The increased military presence has brought stricter security and decreased mobility to the Lake Albert region, stirring up social grievances towards the oil industry among the local population. There are fears that grievances over the management of oil revenues and the negative social and economic footprint of the industry in local areas will ‘unleash the genie of civil war and insurgency in Uganda.’ Already, pre-existing conflicts over land and between communities have been exacerbated by oil discoveries

For example, several torture cases and arbitrary detention all connected to the EACOP project in areas of Kabale, Masaka, Buliisa, Kikube among others. In Kabale, police detained and interrogated villagers and others for their opposition to the EACOP project. Furthermore, in Buliisa several youth activists and women were arrested two times for shouting in the village about their dissatisfaction with low or no compensations of their land by Total.

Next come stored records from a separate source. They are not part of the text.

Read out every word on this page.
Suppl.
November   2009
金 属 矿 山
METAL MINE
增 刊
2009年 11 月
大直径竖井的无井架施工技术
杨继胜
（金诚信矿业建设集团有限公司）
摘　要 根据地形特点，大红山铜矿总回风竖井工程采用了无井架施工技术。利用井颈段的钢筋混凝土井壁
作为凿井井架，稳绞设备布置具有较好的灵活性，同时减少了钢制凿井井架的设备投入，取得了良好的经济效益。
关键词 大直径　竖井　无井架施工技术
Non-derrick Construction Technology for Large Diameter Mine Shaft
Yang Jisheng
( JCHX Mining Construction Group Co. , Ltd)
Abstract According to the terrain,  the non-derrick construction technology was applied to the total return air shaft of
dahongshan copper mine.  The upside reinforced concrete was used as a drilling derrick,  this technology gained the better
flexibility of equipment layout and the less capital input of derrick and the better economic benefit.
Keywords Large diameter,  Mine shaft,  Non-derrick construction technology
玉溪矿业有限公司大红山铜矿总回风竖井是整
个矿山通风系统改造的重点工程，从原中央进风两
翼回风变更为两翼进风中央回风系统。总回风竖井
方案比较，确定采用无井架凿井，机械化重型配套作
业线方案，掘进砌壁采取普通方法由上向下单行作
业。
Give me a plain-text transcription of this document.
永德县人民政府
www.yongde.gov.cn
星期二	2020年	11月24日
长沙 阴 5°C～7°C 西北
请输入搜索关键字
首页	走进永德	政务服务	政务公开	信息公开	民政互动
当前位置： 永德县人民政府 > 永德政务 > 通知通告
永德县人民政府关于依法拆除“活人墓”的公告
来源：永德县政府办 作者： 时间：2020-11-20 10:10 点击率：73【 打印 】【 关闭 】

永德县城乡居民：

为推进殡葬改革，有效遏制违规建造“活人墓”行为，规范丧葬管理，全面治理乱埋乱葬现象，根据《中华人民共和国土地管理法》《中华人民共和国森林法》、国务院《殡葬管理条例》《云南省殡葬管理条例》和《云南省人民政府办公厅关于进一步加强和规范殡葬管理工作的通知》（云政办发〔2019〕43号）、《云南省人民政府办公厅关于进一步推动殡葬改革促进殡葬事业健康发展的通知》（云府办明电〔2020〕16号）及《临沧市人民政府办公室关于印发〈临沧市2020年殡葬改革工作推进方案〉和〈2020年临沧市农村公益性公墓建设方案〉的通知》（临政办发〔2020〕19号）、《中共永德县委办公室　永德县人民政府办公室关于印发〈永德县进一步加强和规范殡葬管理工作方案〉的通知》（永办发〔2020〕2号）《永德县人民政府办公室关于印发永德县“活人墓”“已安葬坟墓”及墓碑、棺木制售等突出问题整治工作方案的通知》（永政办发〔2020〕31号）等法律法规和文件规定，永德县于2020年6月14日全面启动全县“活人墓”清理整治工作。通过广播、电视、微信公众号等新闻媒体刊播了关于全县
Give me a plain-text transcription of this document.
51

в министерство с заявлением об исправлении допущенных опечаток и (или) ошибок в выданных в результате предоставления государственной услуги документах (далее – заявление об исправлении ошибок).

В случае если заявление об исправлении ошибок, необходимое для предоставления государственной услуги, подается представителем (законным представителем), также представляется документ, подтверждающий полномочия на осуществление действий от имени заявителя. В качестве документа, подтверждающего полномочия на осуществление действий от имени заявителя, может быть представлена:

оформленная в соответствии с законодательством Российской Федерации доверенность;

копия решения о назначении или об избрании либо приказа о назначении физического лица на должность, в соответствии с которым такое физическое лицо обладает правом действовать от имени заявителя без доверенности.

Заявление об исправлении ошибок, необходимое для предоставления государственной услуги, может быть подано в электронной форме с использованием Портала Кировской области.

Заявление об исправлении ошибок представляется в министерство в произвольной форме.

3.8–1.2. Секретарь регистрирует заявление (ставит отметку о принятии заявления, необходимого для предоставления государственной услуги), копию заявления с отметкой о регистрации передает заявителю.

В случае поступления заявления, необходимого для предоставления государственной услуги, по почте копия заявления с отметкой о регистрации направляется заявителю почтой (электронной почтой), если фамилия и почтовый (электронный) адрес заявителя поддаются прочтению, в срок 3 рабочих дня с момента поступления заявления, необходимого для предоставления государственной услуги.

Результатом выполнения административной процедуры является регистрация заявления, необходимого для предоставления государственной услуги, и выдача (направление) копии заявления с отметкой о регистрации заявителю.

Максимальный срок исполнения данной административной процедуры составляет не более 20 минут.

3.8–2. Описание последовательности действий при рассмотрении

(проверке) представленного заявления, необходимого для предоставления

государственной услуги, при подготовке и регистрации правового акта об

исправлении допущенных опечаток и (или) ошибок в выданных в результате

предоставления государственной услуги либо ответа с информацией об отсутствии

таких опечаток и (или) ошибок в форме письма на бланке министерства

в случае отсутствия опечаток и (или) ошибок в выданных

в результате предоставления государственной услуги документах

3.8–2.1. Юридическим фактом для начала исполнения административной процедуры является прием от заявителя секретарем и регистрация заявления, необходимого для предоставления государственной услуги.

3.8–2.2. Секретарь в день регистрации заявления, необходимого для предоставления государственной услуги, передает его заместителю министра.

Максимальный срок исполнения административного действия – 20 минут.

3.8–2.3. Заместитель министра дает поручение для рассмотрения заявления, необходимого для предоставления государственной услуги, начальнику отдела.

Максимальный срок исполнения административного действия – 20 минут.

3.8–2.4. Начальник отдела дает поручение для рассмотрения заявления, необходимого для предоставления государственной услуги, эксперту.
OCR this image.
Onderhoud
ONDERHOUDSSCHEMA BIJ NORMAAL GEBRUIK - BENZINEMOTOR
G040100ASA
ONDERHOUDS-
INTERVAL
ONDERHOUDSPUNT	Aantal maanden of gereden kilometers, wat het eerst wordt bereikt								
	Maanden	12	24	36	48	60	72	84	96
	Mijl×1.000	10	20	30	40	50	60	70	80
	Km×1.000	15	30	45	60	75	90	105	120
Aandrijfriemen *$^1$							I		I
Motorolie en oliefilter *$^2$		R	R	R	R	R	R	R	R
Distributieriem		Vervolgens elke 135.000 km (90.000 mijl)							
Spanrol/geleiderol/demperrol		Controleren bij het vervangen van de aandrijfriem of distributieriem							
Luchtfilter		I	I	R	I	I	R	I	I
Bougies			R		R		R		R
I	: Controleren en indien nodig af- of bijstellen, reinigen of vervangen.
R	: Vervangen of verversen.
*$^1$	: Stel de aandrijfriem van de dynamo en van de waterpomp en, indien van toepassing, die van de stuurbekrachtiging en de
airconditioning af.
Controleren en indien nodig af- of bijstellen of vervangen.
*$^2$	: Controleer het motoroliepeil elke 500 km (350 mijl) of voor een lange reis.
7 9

The government has also failed to explain the land compensation process to affected communities and individuals. The process has fostered corruption and profiteering and has consistently involved long delays, during which affected communities wait with no information regarding their land or compensation. Even when affected communities have received compensation, it has been inadequate. They report that they received less than the real value for their land because the measurement did not account for all of their acres or for the value of improvements to the land. The valuation exercise was undertaken by Total sub-contractor Atacama consulting led to crop damage and decreased yields for which the communities especially those in Ngwedu did not receive any compensation. Those families and Individual farmers who have received compensation have never been able to secure new farmland due to the scarcity and expense of farmland in the neighboring areas. These communities and the peoples have lived in the area their entire lives and report that they have no place to relocate should their land be taken without due consideration of their rights to fair compensations.

NGOs that educate and sensitize peoples and communities about oil and gas issues, update them about recent developments, and advise them on how to engage with government and the international oil companies are always targeted.  They are always on a collision course with the authorities who perceived them as enemies of progress because of their ability to mobilize large groups of people to talk about issues that the government-held as sensitive.

Civil society should be given room to operate and monitor the oil and gas sector freely. The ongoing censorship of the activities of NGOs operating in the Albertine Region should be stopped so that they can freely interact with communities there. The government should also heed to calls by civil society to join the Extractive Industries Transparency Initiative34 (EITI) so that Ugandans can easily track financial transactions in the sector.